Blogger Nick Noakes said...

I agree with you Nancy that we have a lot to learn from this situation and about these new contexts. I watched the video of Ben and Mena a few days back and have been following comments on this on various blogs (no doubt like yourself). I've backchanneled at conferences too - sometimes using subethaedit with other mac users, which felt much more private and others on IRC that was part of the conference and open to all. In this latter case, I'm wondering if backchannel is actually an appropriate word. The mindset that the term backchannel engenders I think makes us communicate as though we were in a small private group, when we might in a large IRC channel with a lot of the audience and the presenter. In this case, it is more like a simulcast of multiple channels.

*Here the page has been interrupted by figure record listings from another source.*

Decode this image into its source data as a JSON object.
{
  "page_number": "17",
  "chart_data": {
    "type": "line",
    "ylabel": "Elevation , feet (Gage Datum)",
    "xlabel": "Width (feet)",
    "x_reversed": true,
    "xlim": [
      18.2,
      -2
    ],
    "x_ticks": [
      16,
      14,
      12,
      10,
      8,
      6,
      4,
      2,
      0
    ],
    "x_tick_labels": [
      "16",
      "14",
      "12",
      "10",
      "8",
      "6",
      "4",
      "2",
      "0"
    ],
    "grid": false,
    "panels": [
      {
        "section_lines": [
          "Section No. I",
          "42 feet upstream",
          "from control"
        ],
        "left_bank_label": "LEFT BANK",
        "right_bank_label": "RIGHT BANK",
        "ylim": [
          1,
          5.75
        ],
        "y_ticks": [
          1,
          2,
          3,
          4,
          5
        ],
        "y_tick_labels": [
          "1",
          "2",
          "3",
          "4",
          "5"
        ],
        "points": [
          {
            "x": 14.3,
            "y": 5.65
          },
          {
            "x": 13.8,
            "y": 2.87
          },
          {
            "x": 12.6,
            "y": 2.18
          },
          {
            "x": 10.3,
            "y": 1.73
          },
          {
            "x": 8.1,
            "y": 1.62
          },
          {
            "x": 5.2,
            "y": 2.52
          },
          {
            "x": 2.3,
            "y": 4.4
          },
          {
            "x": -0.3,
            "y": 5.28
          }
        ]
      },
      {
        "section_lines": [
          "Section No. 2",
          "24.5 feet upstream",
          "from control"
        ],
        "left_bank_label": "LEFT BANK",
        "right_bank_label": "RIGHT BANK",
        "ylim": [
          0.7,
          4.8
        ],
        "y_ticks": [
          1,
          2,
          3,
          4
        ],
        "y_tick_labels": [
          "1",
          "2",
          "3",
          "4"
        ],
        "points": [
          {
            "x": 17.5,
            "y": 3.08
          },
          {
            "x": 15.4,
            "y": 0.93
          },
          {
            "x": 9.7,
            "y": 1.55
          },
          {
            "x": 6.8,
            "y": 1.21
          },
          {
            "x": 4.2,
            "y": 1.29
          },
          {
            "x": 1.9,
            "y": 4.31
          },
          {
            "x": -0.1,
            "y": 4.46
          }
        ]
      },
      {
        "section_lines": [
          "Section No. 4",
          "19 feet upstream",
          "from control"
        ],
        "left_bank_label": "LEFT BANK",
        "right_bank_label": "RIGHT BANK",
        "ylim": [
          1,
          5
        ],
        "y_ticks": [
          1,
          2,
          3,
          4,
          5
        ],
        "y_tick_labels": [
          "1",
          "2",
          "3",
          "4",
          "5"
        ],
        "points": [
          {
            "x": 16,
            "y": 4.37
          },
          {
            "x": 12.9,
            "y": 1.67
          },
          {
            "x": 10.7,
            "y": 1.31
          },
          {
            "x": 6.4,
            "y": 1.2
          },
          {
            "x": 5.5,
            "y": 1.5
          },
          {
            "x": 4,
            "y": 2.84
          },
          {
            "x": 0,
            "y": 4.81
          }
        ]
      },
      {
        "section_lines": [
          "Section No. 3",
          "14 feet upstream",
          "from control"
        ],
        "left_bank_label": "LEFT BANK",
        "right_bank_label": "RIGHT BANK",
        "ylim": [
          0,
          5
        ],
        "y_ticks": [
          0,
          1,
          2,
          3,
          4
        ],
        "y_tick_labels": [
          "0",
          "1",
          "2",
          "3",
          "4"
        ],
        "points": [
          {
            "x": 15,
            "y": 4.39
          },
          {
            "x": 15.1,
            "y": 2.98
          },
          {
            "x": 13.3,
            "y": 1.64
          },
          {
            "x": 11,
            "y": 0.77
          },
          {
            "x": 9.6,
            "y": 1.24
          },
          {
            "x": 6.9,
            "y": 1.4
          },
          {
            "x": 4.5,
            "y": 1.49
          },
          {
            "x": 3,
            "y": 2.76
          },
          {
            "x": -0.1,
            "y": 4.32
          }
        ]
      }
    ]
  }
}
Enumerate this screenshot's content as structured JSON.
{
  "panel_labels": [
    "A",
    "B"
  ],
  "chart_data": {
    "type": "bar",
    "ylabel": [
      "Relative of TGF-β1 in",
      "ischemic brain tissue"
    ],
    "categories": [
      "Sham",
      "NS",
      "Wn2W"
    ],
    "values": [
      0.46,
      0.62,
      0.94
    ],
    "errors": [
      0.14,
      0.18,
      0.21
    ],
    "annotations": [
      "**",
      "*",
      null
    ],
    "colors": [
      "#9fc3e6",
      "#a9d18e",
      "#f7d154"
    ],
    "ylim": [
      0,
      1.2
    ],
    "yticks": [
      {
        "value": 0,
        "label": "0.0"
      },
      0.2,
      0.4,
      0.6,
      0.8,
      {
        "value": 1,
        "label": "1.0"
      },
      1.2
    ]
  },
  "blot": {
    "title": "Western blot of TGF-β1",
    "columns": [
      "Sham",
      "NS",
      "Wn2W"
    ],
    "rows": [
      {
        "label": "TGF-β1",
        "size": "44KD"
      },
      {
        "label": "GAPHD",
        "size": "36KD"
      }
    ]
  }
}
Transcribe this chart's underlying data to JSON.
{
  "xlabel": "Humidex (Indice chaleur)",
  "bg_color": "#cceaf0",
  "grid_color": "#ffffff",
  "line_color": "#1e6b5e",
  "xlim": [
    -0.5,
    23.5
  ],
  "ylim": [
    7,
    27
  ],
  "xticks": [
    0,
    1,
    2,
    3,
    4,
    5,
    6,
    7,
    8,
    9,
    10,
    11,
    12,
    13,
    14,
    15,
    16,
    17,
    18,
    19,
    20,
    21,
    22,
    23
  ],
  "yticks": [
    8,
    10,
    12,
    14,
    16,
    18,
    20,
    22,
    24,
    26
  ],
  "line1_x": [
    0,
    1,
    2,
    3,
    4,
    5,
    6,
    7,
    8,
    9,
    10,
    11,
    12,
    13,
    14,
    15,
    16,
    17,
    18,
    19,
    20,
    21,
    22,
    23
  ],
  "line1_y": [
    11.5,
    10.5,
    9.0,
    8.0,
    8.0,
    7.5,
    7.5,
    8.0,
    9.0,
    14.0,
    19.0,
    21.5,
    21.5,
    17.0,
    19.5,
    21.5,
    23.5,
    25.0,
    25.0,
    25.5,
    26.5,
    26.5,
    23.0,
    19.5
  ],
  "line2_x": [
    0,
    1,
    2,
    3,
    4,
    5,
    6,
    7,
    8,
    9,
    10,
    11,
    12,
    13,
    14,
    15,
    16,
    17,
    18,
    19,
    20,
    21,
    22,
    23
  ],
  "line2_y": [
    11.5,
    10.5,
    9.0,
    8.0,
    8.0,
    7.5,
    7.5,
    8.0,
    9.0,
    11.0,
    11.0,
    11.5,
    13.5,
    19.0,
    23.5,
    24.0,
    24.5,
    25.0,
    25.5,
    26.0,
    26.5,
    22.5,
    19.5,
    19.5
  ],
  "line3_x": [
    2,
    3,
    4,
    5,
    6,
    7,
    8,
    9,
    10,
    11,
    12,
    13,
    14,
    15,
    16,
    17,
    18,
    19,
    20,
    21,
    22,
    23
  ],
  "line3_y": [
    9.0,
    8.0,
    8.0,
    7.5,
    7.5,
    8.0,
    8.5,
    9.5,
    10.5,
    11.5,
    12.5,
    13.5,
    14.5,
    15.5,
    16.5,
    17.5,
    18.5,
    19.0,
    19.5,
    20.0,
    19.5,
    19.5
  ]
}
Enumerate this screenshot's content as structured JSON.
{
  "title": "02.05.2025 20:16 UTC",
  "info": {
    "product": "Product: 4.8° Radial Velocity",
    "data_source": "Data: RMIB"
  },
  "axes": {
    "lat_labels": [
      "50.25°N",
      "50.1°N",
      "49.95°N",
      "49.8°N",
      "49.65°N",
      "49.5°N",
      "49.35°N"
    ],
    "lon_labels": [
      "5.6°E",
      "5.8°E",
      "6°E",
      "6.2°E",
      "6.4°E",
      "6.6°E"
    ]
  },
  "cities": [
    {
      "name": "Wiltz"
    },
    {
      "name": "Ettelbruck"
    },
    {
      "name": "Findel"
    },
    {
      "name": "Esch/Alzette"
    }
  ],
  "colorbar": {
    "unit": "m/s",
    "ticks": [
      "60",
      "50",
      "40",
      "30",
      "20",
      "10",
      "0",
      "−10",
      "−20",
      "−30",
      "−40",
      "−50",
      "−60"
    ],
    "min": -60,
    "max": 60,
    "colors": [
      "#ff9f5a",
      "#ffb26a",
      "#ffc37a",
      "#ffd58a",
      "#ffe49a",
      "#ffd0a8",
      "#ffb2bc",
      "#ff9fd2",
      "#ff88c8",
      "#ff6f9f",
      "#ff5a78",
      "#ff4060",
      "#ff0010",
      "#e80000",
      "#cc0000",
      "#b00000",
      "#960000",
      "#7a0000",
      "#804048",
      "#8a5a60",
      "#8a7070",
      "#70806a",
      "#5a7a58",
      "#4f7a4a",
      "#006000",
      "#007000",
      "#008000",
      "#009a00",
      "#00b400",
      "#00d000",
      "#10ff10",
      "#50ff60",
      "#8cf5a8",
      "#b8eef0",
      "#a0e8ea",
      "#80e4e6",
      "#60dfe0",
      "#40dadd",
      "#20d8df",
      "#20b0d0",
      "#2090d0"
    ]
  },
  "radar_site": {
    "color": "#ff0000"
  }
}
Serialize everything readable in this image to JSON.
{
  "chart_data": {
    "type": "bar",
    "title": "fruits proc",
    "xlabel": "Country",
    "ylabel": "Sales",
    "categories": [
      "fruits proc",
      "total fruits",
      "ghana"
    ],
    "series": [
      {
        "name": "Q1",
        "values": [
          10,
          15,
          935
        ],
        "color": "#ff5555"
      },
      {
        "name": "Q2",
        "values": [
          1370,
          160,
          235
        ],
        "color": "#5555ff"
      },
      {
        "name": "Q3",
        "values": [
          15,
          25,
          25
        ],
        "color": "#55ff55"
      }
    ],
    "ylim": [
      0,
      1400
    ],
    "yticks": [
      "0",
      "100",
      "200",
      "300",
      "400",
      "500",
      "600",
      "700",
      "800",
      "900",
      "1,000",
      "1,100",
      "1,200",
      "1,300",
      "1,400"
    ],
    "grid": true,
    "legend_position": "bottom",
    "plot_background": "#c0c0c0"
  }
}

I think we need another term for this type of context - reactive channel, interactive channel, feedback channel ... not sure what fits here, only that 'back' doesn't.

4:16 PM  
Blogger Nancy White said...

GREAT thought about the word "backchannel." It isn't. You are dead right! Perfect observation!

4:30 PM  
Anonymous Jim Benson said...

In some of the tech con calls I'm involved in, we have an IRC channel open during the call. There are often too many people to talk via voice, so the IRC opens up a parallel discussion.

This might not be fully back-channel -- maybe it's side channel. But entirely different conversations will happen over there and then some will weave their way back into the voice discussion.

Multiple conversations can happen in that environment, as well. There's probably a limit to how many. But I've seen three or four get fleshed out pretty well in the same IRC.